Arbitration Clause a “Farce”

Posted by NCBRC - February 3, 2016

“The FAA does not protect the sort of arbitration agreement that unambiguously forbids an arbitrator from even applying the applicable law.” Hayes v. Western Sky Financial, No. 15-1170 (4th Cir. Feb. 2, 2016).

Western Sky Financial is an on-line payday lender located on the Cheyenne River Sioux Reservation. It loaned Mr. Hayes $2,600.00, at an interest rate of 139.12%. The lending agreement specified that it was: “subject solely to the exclusive laws and jurisdiction of the Cheyenne River Sioux Tribe,” and included a provision stating that other state and federal laws and regulations do not apply to the loan agreement.
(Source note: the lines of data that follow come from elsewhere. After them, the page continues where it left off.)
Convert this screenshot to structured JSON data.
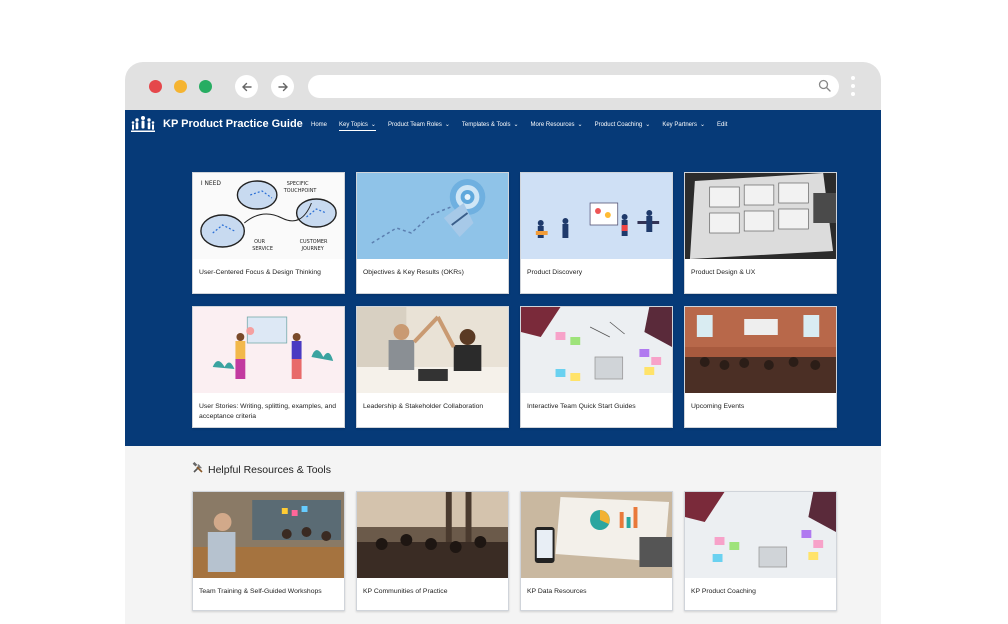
{
  "site": {
    "title": "KP Product Practice Guide",
    "brand_color": "#063a78"
  },
  "nav": {
    "items": [
      {
        "label": "Home",
        "has_dropdown": false,
        "active": false
      },
      {
        "label": "Key Topics",
        "has_dropdown": true,
        "active": true
      },
      {
        "label": "Product Team Roles",
        "has_dropdown": true,
        "active": false
      },
      {
        "label": "Templates & Tools",
        "has_dropdown": true,
        "active": false
      },
      {
        "label": "More Resources",
        "has_dropdown": true,
        "active": false
      },
      {
        "label": "Product Coaching",
        "has_dropdown": true,
        "active": false
      },
      {
        "label": "Key Partners",
        "has_dropdown": true,
        "active": false
      },
      {
        "label": "Edit",
        "has_dropdown": false,
        "active": false
      }
    ]
  },
  "key_topics": [
    {
      "label": "User-Centered Focus & Design Thinking",
      "image": "sketch-diagram"
    },
    {
      "label": "Objectives & Key Results (OKRs)",
      "image": "target-illustration"
    },
    {
      "label": "Product Discovery",
      "image": "team-illustration"
    },
    {
      "label": "Product Design & UX",
      "image": "wireframe-photo"
    },
    {
      "label": "User Stories: Writing, splitting, examples, and acceptance criteria",
      "image": "whiteboard-illustration"
    },
    {
      "label": "Leadership & Stakeholder Collaboration",
      "image": "high-five-photo"
    },
    {
      "label": "Interactive Team Quick Start Guides",
      "image": "sticky-notes-photo"
    },
    {
      "label": "Upcoming Events",
      "image": "event-photo"
    }
  ],
  "resources_section": {
    "icon": "tools-icon",
    "title": "Helpful Resources & Tools"
  },
  "resources": [
    {
      "label": "Team Training & Self-Guided Workshops",
      "image": "workshop-photo"
    },
    {
      "label": "KP Communities of Practice",
      "image": "community-photo"
    },
    {
      "label": "KP Data Resources",
      "image": "data-photo"
    },
    {
      "label": "KP Product Coaching",
      "image": "coaching-photo"
    }
  ]
}
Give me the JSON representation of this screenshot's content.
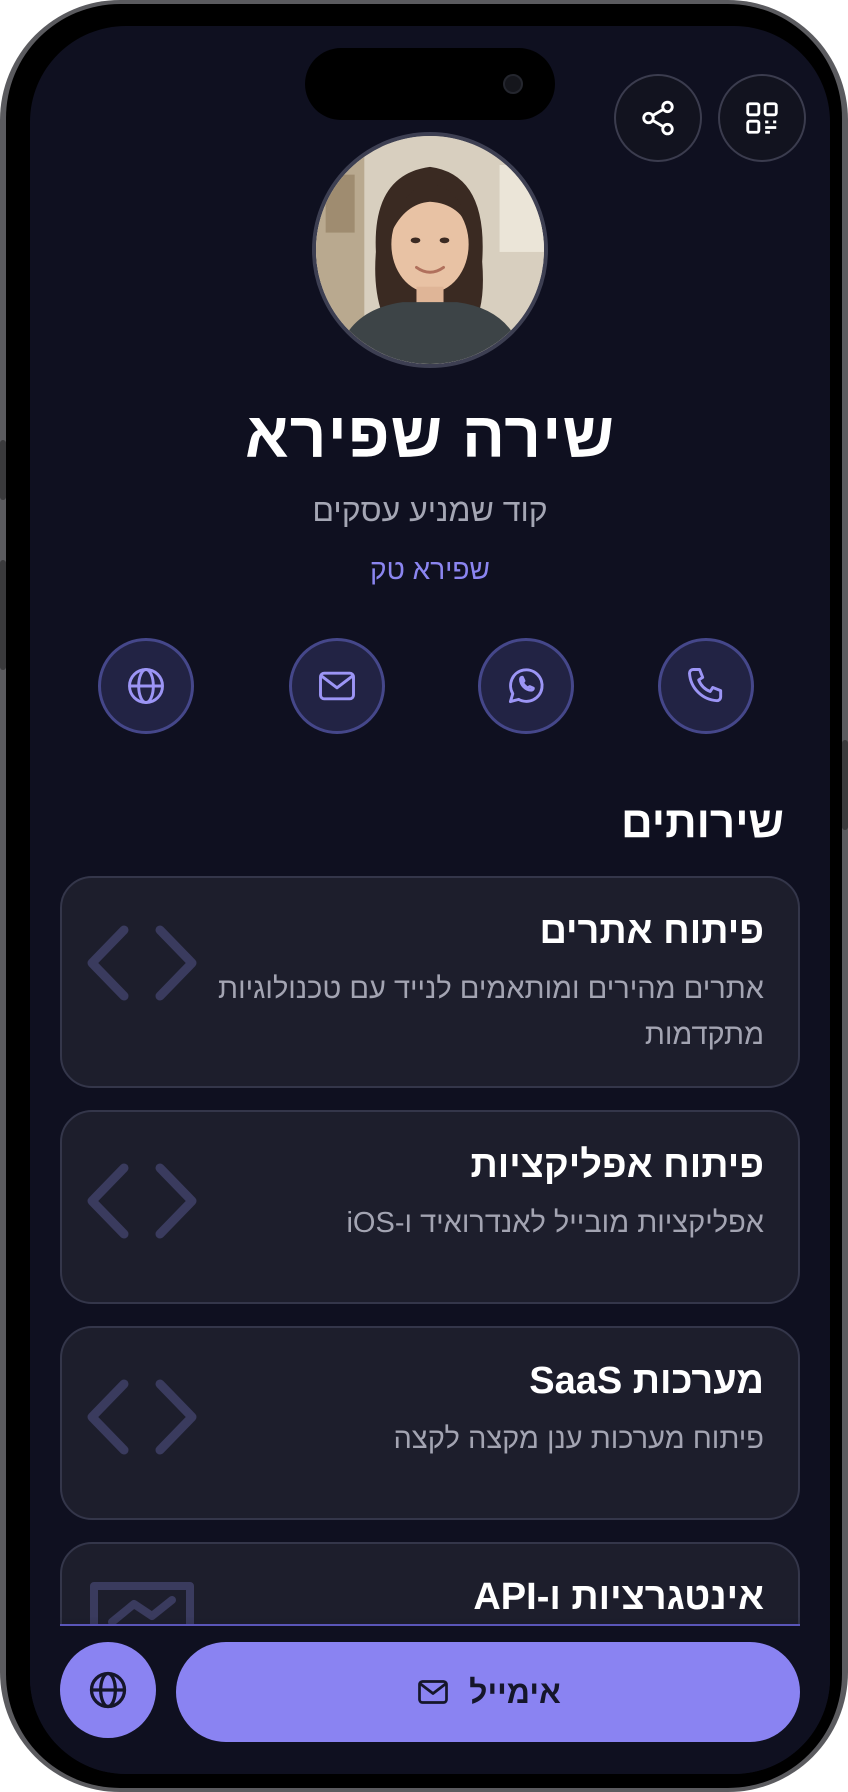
{
  "profile": {
    "name": "שירה שפירא",
    "title": "קוד שמניע עסקים",
    "company": "שפירא טק"
  },
  "top_actions": [
    {
      "icon": "qr-code-icon"
    },
    {
      "icon": "share-icon"
    }
  ],
  "contact_buttons": [
    {
      "icon": "phone-icon"
    },
    {
      "icon": "whatsapp-icon"
    },
    {
      "icon": "mail-icon"
    },
    {
      "icon": "globe-icon"
    }
  ],
  "services": {
    "title": "שירותים",
    "items": [
      {
        "title": "פיתוח אתרים",
        "description": "אתרים מהירים ומותאמים לנייד עם טכנולוגיות מתקדמות",
        "icon": "code-icon"
      },
      {
        "title": "פיתוח אפליקציות",
        "description": "אפליקציות מובייל לאנדרואיד ו-iOS",
        "icon": "code-icon"
      },
      {
        "title": "מערכות SaaS",
        "description": "פיתוח מערכות ענן מקצה לקצה",
        "icon": "code-icon"
      },
      {
        "title": "אינטגרציות ו-API",
        "description": "",
        "icon": "handshake-icon"
      }
    ]
  },
  "bottom_bar": {
    "email_label": "אימייל",
    "email_icon": "mail-icon",
    "website_icon": "globe-icon"
  },
  "colors": {
    "background": "#0f1020",
    "card": "#1d1e2c",
    "accent": "#8a83f2",
    "accent_text": "#8b85f0"
  }
}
An arbitration clause provided that any dispute with Western Sky or its servicers would be resolved by binding arbitration conducted by an authorized representative of the Cheyenne River Sioux Tribal Nation in accordance with its consumer dispute rules, whether “such Dispute is based on a tribal, federal or state constitution, statute, ordinance, regulation, or common law, and including any issue concerning the validity, enforceability, or scope of this loan or the Arbitration agreement.” The agreement included a provision giving the borrower the right to select the American Arbitration Association (AAA) or the Judicial Arbitration and Mediation Services (JAMS), to administer the arbitration. Mr. Hayes’ loan, as well as the loans of other putative class members, traveled a circuitous route through various loan servicers with Mr. Hayes’ loan finally landing with Delbert Services Corp.; a company with no tribal affiliation.
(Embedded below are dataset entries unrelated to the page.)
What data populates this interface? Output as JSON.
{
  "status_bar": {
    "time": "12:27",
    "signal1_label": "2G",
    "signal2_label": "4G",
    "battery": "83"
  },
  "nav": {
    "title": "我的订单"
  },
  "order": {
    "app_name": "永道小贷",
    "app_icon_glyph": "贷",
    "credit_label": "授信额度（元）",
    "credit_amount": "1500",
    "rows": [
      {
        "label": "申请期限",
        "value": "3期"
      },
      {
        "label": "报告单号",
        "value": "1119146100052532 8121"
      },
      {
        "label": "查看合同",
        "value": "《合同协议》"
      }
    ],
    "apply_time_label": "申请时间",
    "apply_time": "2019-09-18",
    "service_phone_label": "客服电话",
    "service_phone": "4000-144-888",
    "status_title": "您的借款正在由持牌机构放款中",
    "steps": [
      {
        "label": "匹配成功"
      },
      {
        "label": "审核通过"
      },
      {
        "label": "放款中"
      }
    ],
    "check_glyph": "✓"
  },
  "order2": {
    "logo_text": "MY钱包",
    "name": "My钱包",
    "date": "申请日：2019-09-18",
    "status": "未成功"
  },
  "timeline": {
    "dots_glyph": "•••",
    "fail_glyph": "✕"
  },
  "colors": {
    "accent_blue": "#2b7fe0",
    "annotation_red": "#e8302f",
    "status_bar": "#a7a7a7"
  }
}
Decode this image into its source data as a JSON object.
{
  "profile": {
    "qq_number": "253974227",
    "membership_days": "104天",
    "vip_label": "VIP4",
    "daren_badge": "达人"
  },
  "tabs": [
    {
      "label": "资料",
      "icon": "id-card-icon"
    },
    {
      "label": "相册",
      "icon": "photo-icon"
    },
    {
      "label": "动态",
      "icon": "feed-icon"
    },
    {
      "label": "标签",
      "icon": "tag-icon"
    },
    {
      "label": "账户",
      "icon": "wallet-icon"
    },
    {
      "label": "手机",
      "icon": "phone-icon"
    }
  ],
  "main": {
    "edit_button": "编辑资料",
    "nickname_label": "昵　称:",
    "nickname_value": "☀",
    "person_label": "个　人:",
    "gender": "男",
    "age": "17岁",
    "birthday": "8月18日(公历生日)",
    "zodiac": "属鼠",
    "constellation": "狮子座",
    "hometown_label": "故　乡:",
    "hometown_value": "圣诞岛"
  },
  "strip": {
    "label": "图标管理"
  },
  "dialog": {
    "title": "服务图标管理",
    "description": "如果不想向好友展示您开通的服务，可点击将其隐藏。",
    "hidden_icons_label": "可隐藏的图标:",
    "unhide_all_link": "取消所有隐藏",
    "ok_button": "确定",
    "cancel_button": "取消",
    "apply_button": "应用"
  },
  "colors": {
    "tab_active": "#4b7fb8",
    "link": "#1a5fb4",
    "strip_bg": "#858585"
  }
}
Mr. Hayes filed a putative class action suit in district court against Western Sky and Delbert Services (collectively Western Sky) on the grounds that their debt collection methods violated the FDCPA. He also sought declaratory judgment that the arbitration clause was unenforceable. The district court found that the choice of arbitration administration by the AAA or JAMS rendered the arbitration agreement enforceable.
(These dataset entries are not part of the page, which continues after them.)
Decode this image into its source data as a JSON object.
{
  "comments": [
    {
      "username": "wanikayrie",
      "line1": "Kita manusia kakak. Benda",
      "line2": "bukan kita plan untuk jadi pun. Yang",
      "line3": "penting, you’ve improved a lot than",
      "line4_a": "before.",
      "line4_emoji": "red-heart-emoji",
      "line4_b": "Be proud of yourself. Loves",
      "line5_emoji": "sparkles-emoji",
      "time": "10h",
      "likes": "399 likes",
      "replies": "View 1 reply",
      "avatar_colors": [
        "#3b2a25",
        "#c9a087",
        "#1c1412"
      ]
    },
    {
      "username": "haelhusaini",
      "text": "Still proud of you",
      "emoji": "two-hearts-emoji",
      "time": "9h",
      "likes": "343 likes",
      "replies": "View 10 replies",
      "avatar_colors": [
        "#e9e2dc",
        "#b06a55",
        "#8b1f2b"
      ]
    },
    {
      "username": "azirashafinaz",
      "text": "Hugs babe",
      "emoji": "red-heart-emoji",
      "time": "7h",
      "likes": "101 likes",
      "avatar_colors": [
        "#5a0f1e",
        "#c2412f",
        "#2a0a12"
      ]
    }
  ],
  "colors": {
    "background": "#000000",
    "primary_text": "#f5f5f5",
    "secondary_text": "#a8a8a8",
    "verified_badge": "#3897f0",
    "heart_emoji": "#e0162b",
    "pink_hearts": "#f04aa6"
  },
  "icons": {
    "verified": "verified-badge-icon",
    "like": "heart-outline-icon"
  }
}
On appeal, the circuit court bypassed Mr. Hayes’ argument that arbitration in accordance with Cheyenne River Sioux Tribal rules is a sham as there are no authorized representatives nor rules for conducting arbitration, and that the reference to administration by the AAA or JAMS merely added another layer of ambiguity to the agreement.

The court found that it did not have to determine the meaning of the newer language in the contract as the “arbitration agreement fails for the fundamental reason that it purports to renounce wholesale the application of any federal law to the plaintiffs’ federal claims.” Calling it a “farce” the court observed that while the agreement purported to permit arbitration of claims on the one hand, it whisked relevant federal claims away with the other. Discussing Supreme Court analysis of arbitration clauses, the court noted that while the “FAA gives parties the freedom to structure arbitration in the way they choose, [the Supreme Court] has repeatedly cautioned that this freedom does not extend to a ‘substantive waiver of federally protected civil rights’ in an arbitration agreement. 14 Penn Plaza LLC v. Pyett, 556 U.S. 247, 273 (2009).” Western Sky’s arbitration agreement contained just such a waiver. Here, the lending agreement did not merely create a financial disincentive to pursuing certain claims, but eliminated a federal substantive right altogether through an ostensible “choice of law” clause. Acknowledging that arbitration clauses enjoy flexibility to circumscribe the rights of the parties to a large degree, the court found this agreement went too far: “a party may not underhandedly convert a choice of law clause into a choice of no law clause — it may not flatly and categorically renounce the authority of the federal statutes to which it is and must remain subject.”

Because the offending provisions went to the core of the arbitration agreement, the court found they were not severable. The very purpose of the provisions was to liberate Western Sky and its allies “from the strictures of any federal law.” In fact, the entire lending agreement constituted an “integrated scheme to contravene public policy.” On that basis the court reversed and remanded.

NACBA and the NCLC joined in an amicus brief in the Fourth Circuit appeal.